Companies, research centers and advertisers are always putting out new questionnaires to gauge American public opinion on issues that matter to them. In an economy that centers on providing people with the exact goods and services they desire – sometimes before they even know they desire them – information about people and their beliefs is just as valuable in the grasp of a political action committee as the latest presidential polling data is in the hands of a campaign manager.
So, even though the elections are long past, private groups are still assessing American public opinion, especially on social issues like abortion. Unfortunately, more than thirty years after Roe v. Wade, “reproductive rights” are still fighting words in the United States.
Most recently, President Barack Obama’s administration’s health care act has come under fire for mandating that business owners pay for a portion of their employees’ contraceptives.
While the Obama administration has contended such a directive will mean more safe sex and fewer unplanned pregnancies, conservative commentators have been wary of the provision, declaring it to be a “war on religious freedom.” According to Talking Points Memo, Rep. Mike Kelly, R-Penn., even went so far as to compare the passage of the law to other destructive events like Pearl Harbor and 9/11, decreeing the day of the bill’s passage to be “the day religious freedom died in America.”
Research studies have confirmed the positive effect the policy has on abortion rates.
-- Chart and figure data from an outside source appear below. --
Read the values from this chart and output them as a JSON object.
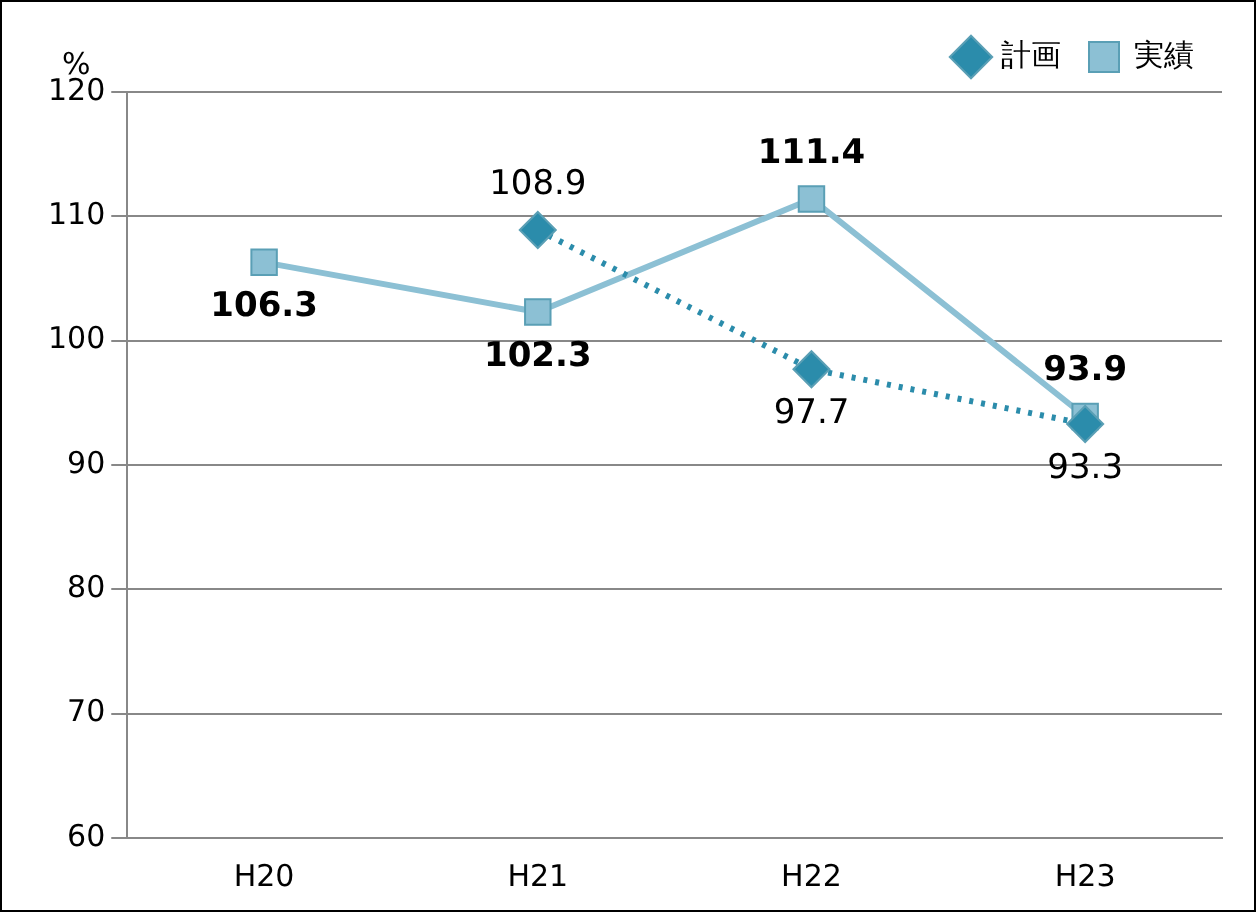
{
  "chart_data": {
    "type": "line",
    "ylabel": "%",
    "categories": [
      "H20",
      "H21",
      "H22",
      "H23"
    ],
    "series": [
      {
        "name": "計画",
        "color": "#2b8cab",
        "values": [
          null,
          108.9,
          97.7,
          93.3
        ],
        "marker": "diamond",
        "line_style": "dotted"
      },
      {
        "name": "実績",
        "color": "#8cc0d4",
        "values": [
          106.3,
          102.3,
          111.4,
          93.9
        ],
        "marker": "square",
        "line_style": "solid"
      }
    ],
    "ylim": [
      60,
      120
    ],
    "yticks": [
      60,
      70,
      80,
      90,
      100,
      110,
      120
    ],
    "grid": "y",
    "legend": "top right",
    "data_labels": true
  }
}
A four-year longitudinal study that focused on low-income women in St. Louis concluded that cheaper access to a wider variety of contraceptives decreased unintended pregnancies in both teenagers and grown women. When women were unconstrained by cost, they chose contraceptives that were more effective and longer lasting than the cheaper brands, dramatically lowering their need to access an abortion in the first place.
Lagging slightly behind the debate, public opinion data on the bill was collected and released last week by LifeWay Research, a fairly progressive Nashville-based Christian research firm. The organization found, to its disappointment, that 63 percent, or nearly two-thirds of Americans, “agree businesses should be required to provide their employees with free contraception and birth control, even if it runs counter to the owners’ religious principles.”
The results of the poll are encouraging. They show that the American public does not equate contraceptive use with abortion, an issue over which citizens split more equally – 41% reported themselves as pro-choice and 50% described themselves as pro-life, according to the most recent Gallup Polls.
Abortion, the most politicized non-political issue of our day, is a complicated ethical and legal issue that still brings grief to many. I’m sure many of us have friends on both sides of the classic liberal conservative spectrum who fall on both sides of the pro-choice pro-life debate. Unfortunately, these distinctions and divisions miss the point.
The question governments at all levels should be asking is not, “Should abortion be legal” but rather, “What can society do to decrease the number of abortions”? Understood in that sense, the health care law’s provision to increase the availability of birth control options should be celebrated by every person who wants to see a greater number of healthy, mature and financially secure American families.
An integral part of leading America is mending tears in our social fabric, and addressing issues like unintended pregnancy is a crucial part of this project. Unanticipated population spikes can overrun basic social services like schools, health clinics and other government agencies. They are also correlated with an increase in crime rates and spikes in drug usage.
By giving women the tools they need to take care of themselves, the Obama administration is making the responsible, humane decision, one that both encourages personal responsibility and aids family cohesion. Organizations should welcome the public’s acceptance of the bill as responsible and civic-minded instead of showing disappointment.